Chi dubitava delle sue doti di raffinato statista non aveva certo bisogno di un cinguettio alle 8 del mattino su un’operazione di polizia ancora in corso per averne conferma. Così come non sarà, ahinoi, un titolo di “Repubblica” o un post di Saviano a convincere il salvinista medio che la nostra sicurezza è nelle mani di un capo ultrà in felpa (qui Chi è Luca Morisi, il “social-megafono” di Salvini e come funziona la “bestia”, l’implacabile propaganda leghista).

Ogni volta che il nome di Salvini viene pronunciato in tv o digitato sui social, la massa critica aumenta, potenziandone esponenzialmente il messaggio, qualunque esso sia e per quanto eversivo possa apparire.

Salvini gode di una “intoccabilità” quasi assoluta che ha pochi precedenti nella storia recente. Una sorta di immunità di gregge mediatica: oltre una certa soglia di sparate – diciamo il 95 per cento – è al riparo da qualsiasi rischio di contagio.

È come se la narrazione di Salvini e quella di chi lo contesta viaggiassero su due orizzonti spazio-temporali differenti, senza che l’una abbia la minima influenza sull’altra.

Un tale stato di grazia si spiega solo in un modo: la straordinaria, quasi ossessiva, capacità di essere sempre e comunque se stesso. Salvini è Salvini sempre, allo stadio come in Parlamento, in tv, sui social, alla sagra della focaccetta, in mezzo agli operai o agli imprenditori. Ogni minuto della sua giornata è un estratto concentrato di puro salvinismo.

Il brand funziona proprio in virtù della sua coerenza estetica e ideologica, così sempre e testardamente uguale a se stesso da diventare paradigma. Quello che dice o scrive Salvini è esattamente quello che i suoi seguaci vogliono sentirsi dire. Non tradisce mai, non è programmato per farlo. Ha un gusto e un sapore sempre identico, familiare, riconoscibile, proprio come la pasta Barilla e il sugo Star che, non a caso, il “nostro” cita nei post come esempio di made in Italy (qui abbiamo parlato della sua gaffe sulla pasta).

E, con una semplice Instagram story, riesce dove, prima di lui, ha fallito Berlusconi con un impero delle telecomunicazioni al seguito: entrare nell’immaginario nazional-popolare dell’italiano medio, come la pasta al sugo.

Nell’epoca del “buon senso”, può capitare così che una delle campagne di comunicazione più aggressive, violente e a tratti razziste degli ultimi settant’anni venga percepita, piuttosto, come schietta, rassicurante. Alla portata di tutti.

Se ci pensate, è l’esatto contrario di quello che accade ai 5 Stelle: ciò che vale oggi, può non valere l’indomani mattina, e tornare magicamente vero la sera dopo, in uno sclerotico, utopistico, compromesso tra il consenso da costruire e le promesse da mantenere.

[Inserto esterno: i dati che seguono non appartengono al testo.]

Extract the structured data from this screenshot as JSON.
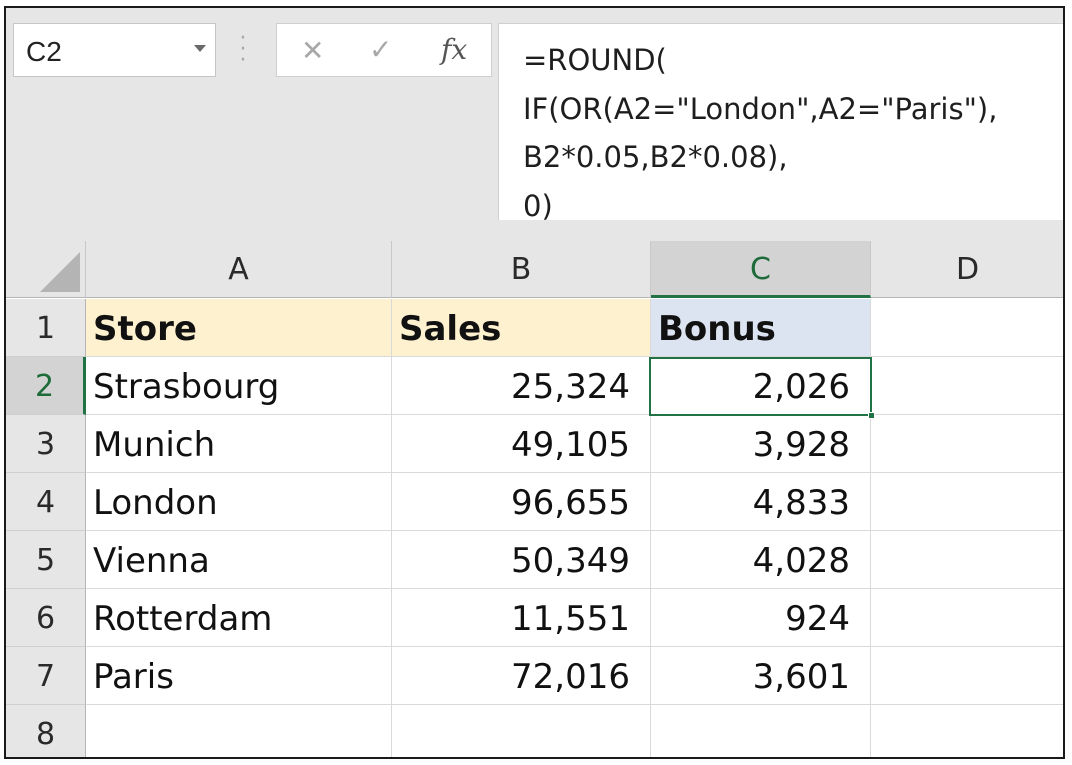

Salvini non ha questo problema perché non fa promesse, crea aspettative. Di più: vende un’idea di mondo. Come qualunque divisione marketing di un’azienda, crea un immaginario comune e condiviso, attorno a cui costruire la propaganda. A quel punto convertire le parole in leggi e atti concreti diventa un particolare trascurabile, quasi secondario.

Finché Salvini farà il Salvini, possiamo anche sederci in panchina e aspettare. Oppure possiamo anche noi – noi società civile, noi che non ci arrendiamo al “cattivismo” imperante – provare a cambiare paradigma.

E siamo al punto. Come si sconfigge Salvini e il salvinismo? Non certo sul terreno dei valori. O meglio, non coi nostri valori. E neppure sfidandolo laddove, a prima vista, avrebbe più senso fare: sul terreno della razionalità, dell’economia, dei parametri, del “ce lo chiede l’Europa”.

Salvini non lo sconfiggi mettendone in luce il fascismo, il razzismo, l’irresponsabilità, gli scivoloni mediatici, ma costruendo un vocabolario alternativo. Che ci crediate o meno, non abbiamo bisogno di politici, ma di creativi.

L’unica cosa che Salvini davvero teme è l’avvento di un messaggio abbastanza credibile e autenticamente pop da oscurare il proprio. Una narrazione che torni a raccontare chi siamo, da dove veniamo, dove vogliamo andare. Che torni a dare speranza. Tra speranza e paura, le persone sceglieranno sempre la speranza. Solo che sono troppo spaventate per saperlo.